4. 4721 sayılı Kanun’un 1007 nci maddesi uyarınca kabul edilen Devletin sorumluluğu, tapu sicilinin önemi ve kişilerin bu sicile olan güven duygularını sağlamak bakımından aynî hakkının saptanması, herkese açık tutulmasında tekel hakkı sağlayan bir sicil olması esasına dayanmaktadır. Bu sorumluluk, asıl ve nesnel (objektif) bir sorumluluk olduğundan zarara uğrayan zararının ödetilmesini doğrudan Devletten isteyebilir.

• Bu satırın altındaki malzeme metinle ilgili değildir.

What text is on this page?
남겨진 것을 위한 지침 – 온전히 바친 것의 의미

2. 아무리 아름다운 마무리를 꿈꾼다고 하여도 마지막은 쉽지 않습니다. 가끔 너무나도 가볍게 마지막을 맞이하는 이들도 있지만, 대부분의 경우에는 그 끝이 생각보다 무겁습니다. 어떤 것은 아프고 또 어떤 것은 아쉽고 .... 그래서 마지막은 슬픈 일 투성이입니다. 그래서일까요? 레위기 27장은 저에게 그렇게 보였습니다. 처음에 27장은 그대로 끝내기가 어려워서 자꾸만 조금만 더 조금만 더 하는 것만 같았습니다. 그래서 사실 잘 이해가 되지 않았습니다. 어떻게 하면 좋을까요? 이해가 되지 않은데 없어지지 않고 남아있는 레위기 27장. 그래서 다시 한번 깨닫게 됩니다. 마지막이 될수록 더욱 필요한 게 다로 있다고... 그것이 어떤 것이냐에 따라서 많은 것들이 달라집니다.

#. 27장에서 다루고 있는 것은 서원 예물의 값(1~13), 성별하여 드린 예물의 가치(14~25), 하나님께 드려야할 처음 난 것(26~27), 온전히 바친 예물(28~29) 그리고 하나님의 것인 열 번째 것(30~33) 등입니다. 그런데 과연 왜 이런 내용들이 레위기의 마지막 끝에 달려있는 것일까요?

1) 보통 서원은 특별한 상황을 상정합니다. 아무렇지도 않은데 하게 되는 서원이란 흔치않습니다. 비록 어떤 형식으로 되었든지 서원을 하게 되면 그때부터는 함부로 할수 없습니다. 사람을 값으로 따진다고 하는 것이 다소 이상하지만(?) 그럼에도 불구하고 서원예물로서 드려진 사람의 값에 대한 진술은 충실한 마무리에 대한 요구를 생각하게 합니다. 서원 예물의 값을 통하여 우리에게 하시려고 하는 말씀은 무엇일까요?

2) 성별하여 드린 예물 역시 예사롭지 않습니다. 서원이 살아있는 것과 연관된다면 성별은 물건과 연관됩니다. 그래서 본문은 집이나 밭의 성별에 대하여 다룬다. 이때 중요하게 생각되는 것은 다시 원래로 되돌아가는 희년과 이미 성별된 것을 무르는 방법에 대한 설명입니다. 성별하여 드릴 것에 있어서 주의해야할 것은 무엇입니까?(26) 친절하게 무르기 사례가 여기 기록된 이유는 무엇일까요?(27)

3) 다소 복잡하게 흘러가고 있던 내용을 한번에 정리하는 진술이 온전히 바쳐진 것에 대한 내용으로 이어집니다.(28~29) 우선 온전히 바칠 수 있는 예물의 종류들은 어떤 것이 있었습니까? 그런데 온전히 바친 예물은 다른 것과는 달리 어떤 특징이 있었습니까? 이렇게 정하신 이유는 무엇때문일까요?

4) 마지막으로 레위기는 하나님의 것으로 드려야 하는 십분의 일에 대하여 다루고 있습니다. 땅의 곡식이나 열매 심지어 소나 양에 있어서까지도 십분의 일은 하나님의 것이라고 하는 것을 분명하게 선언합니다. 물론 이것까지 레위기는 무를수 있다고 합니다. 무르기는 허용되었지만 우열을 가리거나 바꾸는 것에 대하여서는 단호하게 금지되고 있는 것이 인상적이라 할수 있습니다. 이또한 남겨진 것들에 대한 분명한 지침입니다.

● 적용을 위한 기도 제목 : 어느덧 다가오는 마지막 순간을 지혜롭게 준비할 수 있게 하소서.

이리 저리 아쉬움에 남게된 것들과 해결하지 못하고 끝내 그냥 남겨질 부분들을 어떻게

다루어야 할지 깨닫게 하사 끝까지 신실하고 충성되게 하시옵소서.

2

5. 4721 sayılı Kanun’un 1007 nci maddesi gereğince açılan davalarda, tapu kaydının iptali nedeniyle tapu sahibinin oluşan gerçek zararı neyse tazminatın miktarı da o kadar olmalıdır. Gerçek zarar, tapu kaydının iptali nedeniyle tapu malikinin mal varlığında meydana gelen azalmadır. Tazminat miktarı zarar verici eylem gerçekleşmemiş olsaydı zarar görenin mal varlığı ne durumda olacak idiyse aynı durumun tesis edilebileceği miktarda olmalıdır. Zarara uğrayan kişinin gerçek zararı ise tazminat miktarının belirlenmesinde esas alınacak değerlendirme tarihine göre belirlenecek olup bu tarihe göre tapusu iptal edilen taşınmazın niteliği ve değeri belirlenmelidir. Taşınmazın niteliği arazi ise net gelir metodu yöntemi ile arsa vasfında ise değerlendirme gününden önceki özel amacı olmayan emsal satışlara göre hesaplanması suretiyle gerçek değer belirlenmelidir.
3. Değerlendirme
1. Bölge adliye mahkemelerinin nihai kararlarının bozulması 6100 sayılı Kanun'un 371 inci maddesinde yer alan sebeplerden birinin varlığı hâlinde mümkündür.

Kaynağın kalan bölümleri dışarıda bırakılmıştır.